As though reading his mind — a tendency the old dwarf had developed of late and which Colin found startling and distracting — Mistral Thrax said, “Yes, we have a destiny. I do not see it clearly, but the new skills will aid in it.” He stared at the marks on his palms, looking puzzled, then muttered, “In Kal-Thax. Our destiny. Not to be all, or even most, but to lead … others?” He shook his head. “I do not understand, my chieftain.”
“Nor do I,” Colin admitted. “Tell me more about the old scrolls.”
“They are very old,” Mistral Thrax mused. “Several centuries, at least. Perhaps more. And some of them speak of that mystical gem, the faceted gray stone. They say that Reorx himself created it and placed it on Krynn. It was delivered into the keeping of a human king.”
“Why?” Colin’s brows went up in outrage. “A human? Why a human? If Reorx had done such a thing, why not give it to dwarves? We are the primary people of this world, after all.”
“They don’t say why.” Mistral Thrax shook his head. “But they do say that the humans lost the thing.”
“Well, of course they did! Who would trust any human with anything of importance? Even a god should know better! At least, no self-respecting dwarf would ever actually try to use such powers.”
“Gnomes set it free,” Mistral Thrax said. “At least, so the scrolls say.”
“Gnomes? That’s even worse than it being in the hands of humans!”
“Oh, they didn’t get it. Gnomes can’t do anything right. They just set it loose, and since then there has been magic on Krynn. So the scrolls say.”
“And this?” Colin indicated the marks on the old dwarf’s hands. “You think it comes from that?”
“The legends of the scrolls tell of Kitlin Fishtaker, a dwarven spearman who traded river fish to the humans of that place. They say he was there when the gray stone was released and tried to knock the thing down with his spear before it could get loose. The stone punished him. He was permanently contaminated with magic and became an outcast because any who touched him also would catch the disease.”
“Folk tales,” Colin Stonetooth rumbled.
“Maybe.” Mistral Thrax shrugged. “But I saw Kitlin Fishtaker in a vision, and I saw the man who couldn’t be seen in the attack on … Thoradin. And the eyes I pulled from his head were not eyes. And now I, too, am contaminated.”
“And so we wander across the vast lands in search of a place we have never seen, called Kal-Thax.” Colin planted his chin on his fists moodily. “It’s just as well, I suppose. After what happened, I could no longer stay there, and all the rest here came with me by choice. So, having somewhere to go is better than having nowhere to go, even if the place we aim for is only a legend itself.”
“Kal-Thax is there,” Mistral Thrax assured him. “In those mountains ahead.”
“I see no mountains,” Colin snapped.
“But you will, my chieftain. I see them already … more clearly, sometimes, than I see what is around us here.”
On the wide field below, Glendon had his charges lined up in double rows, facing each other. He raised a hand, stepped back, and several hundred Hylar — men, women and children — began happily pounding away at one another with padded swords and shields.
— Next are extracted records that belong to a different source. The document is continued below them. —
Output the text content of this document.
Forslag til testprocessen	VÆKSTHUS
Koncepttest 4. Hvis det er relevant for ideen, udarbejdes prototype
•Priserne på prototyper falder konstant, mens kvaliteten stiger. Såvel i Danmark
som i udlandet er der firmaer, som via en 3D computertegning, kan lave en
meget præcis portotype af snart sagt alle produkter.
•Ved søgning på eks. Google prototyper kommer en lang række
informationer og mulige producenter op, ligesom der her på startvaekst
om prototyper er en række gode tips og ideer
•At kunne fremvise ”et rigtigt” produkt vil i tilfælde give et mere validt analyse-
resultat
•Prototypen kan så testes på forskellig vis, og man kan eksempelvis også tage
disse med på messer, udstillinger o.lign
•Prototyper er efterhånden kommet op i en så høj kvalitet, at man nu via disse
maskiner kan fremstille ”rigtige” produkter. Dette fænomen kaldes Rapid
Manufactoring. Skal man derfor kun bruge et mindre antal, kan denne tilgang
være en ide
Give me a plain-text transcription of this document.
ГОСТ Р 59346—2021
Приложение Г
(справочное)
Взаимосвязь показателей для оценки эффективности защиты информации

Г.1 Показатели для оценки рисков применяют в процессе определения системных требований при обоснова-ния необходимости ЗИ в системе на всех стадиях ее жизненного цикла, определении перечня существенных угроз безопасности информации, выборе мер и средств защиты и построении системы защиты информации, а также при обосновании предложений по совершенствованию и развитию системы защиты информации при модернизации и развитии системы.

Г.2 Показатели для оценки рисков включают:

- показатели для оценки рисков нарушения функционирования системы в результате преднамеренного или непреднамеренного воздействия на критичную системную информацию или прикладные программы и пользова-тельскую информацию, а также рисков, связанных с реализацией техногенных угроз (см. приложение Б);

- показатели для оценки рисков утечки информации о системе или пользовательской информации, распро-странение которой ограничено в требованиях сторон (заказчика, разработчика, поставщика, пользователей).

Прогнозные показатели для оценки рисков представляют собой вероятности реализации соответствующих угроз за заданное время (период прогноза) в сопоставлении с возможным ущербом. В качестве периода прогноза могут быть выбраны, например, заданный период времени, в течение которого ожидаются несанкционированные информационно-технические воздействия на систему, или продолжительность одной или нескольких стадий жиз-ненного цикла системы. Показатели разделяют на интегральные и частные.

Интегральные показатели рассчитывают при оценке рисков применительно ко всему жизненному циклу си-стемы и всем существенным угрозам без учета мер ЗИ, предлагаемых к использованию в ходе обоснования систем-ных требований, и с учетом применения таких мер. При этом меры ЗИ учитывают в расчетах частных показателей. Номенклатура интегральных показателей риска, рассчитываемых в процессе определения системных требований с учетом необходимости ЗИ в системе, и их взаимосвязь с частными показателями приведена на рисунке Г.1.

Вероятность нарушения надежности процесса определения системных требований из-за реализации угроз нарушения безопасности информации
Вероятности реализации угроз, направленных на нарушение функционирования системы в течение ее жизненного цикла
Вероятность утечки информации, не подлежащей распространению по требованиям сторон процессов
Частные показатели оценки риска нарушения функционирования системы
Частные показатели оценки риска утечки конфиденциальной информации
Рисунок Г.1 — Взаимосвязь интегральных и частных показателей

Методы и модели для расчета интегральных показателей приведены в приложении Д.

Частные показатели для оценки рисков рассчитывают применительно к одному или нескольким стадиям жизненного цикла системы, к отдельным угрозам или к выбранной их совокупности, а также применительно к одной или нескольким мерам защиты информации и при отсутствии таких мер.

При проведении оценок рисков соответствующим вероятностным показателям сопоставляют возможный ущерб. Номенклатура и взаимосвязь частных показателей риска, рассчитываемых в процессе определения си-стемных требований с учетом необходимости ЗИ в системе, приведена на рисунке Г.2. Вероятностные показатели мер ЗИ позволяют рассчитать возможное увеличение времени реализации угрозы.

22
Castomel Springheel drifted through the defenses of the Ten to appear beside Colin Stonetooth. Grinning his delight, the kender surveyed the drill field. “They’ll never believe this back in Kendermore,” he told himself. “Dwarves going to knight school! I wouldn’t believe it myself, if I wasn’t right here to see it.”
Part IV:
The Great Caverns
Beneath Cloudseeker Peak
Century of Wind
Decade of Oak
Early Spring, Year of Copper
17
The mountain peak called Cloudseeker was not the tallest of peaks in Kal-Thax. Its broad summit, from which the Windweavers thrust upward like giant sharks’ teeth, was lower by a thousand feet than soaring Sky’s End, to the north. But Cloudseeker was far wider. From the foot of its north slopes where Sky’s End began to climb, to the sloping fields and the high-walled, closed valley that marked its southern base, Cloudseeker was nearly fifty miles across by horizontal measurement.